Les conséquences de l’étalement urbain sont multiples : biodiversité, climat et vie terrestre. Un sol artificialisé n’absorbe plus le CO2 et perd donc son rôle de puits de carbone. Il participe donc à la hausse du réchauffement climatique.

La programmation des opérations de bureaux devra donc intégrer cette composante en favorisant le renouvellement urbain et l’optimisation de la densité des espaces urbanisés.

Quelles seront les conséquences de cette loi sur le marché de la construction tertiaire selon vous ?

Le marché de la construction va devoir accompagner cette tendance structurelle qui vise à réduire le bilan carbone des opérations. D’abord, il s’agira de mieux maîtriser les impacts en termes d’émission de GES des phases de construction et de démolition. Pour ce faire, fabricants et constructeurs ont un rôle majeur à jouer en proposant des matériaux et équipements alternatifs moins carbonés et en se formant aux techniques de mise en oeuvre.

C’est une tendance que nous observons déjà et qui devrait s’intensifier : matériaux biosourcés, réemploi, etc.

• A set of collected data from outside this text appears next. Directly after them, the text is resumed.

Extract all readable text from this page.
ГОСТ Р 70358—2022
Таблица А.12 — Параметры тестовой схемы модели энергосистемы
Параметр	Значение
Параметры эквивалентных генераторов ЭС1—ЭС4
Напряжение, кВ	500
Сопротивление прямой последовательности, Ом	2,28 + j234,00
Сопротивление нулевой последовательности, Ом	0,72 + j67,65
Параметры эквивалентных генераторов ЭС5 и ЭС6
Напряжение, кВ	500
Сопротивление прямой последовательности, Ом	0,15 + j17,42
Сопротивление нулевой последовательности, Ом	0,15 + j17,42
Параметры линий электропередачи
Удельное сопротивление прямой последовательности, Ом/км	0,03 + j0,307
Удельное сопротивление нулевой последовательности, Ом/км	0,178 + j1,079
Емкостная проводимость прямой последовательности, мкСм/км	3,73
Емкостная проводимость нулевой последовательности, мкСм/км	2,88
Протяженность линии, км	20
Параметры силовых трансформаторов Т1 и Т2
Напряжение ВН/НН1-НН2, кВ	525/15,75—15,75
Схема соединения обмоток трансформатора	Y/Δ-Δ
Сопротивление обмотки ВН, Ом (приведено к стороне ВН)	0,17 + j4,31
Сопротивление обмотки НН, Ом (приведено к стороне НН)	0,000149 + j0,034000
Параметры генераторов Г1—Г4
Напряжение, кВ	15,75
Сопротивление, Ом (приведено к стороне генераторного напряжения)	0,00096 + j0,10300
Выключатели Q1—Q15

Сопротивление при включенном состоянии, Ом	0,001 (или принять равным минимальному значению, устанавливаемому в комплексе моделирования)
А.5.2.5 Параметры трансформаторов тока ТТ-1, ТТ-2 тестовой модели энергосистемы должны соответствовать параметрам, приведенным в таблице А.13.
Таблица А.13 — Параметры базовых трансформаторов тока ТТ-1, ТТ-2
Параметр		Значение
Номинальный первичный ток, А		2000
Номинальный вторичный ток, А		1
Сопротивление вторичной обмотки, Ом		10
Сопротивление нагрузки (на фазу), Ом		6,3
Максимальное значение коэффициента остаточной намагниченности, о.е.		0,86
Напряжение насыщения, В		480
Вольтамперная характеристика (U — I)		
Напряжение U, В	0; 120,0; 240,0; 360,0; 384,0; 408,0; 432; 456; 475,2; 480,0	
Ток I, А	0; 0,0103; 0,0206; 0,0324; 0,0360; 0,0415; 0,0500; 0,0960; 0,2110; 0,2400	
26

Est-ce que cette nouvelle loi va favoriser le marché de la rénovation énergétique pour les immeubles tertiaires ?

De notre point de vue, cette loi ne va pas directement favoriser la rénovation énergétique pour les immeubles tertiaires. La notion de réversibilité des bâtiments peut-elle enfin émerger grâce à cette loi ? Les dispositions de l’article 54 introduisent une étude de potentiel de changement de destination du bâtiment qui pourrait entrer en vigueur au 1er janvier 2023. Un décret doit venir préciser « les catégories de bâtiments pour lesquelles cette étude doit être réalisée et son contenu ».

Certains acteurs de l’immobilier ont déjà ce réflexe. Pour les autres, ce projet de loi permettra de positionner la réversibilité dès la programmation pour limiter les démolitions et ainsi réutiliser des ressources existantes. Nous sommes convaincus qu’un actif immobilier conçu avec un potentiel de réversibilité et d’évolution future sera de nature à créer de la valeur. En ce sens, cette notion va nécessairement s’inscrire dans la durée.


Pour autant, des obstacles techniques fi nanciers et réglementaires demeurent, notamment dans le cadre de réhabilitation d’immeubles non conçus à cet effet. Il faudra les lever pour que la réversibilité, bien que de bon sens, ne devienne la norme.

Quels sont les sujets sur lesquels le législateur pourrait aller encore plus loin selon vous ?

Ce projet n’est qu’une étape dans le chemin réglementaire qui attend le secteur. Il est nécessaire de se réaligner sur les objectifs de rang supérieur, à savoir atteindre la neutralité carbone en France en 2050.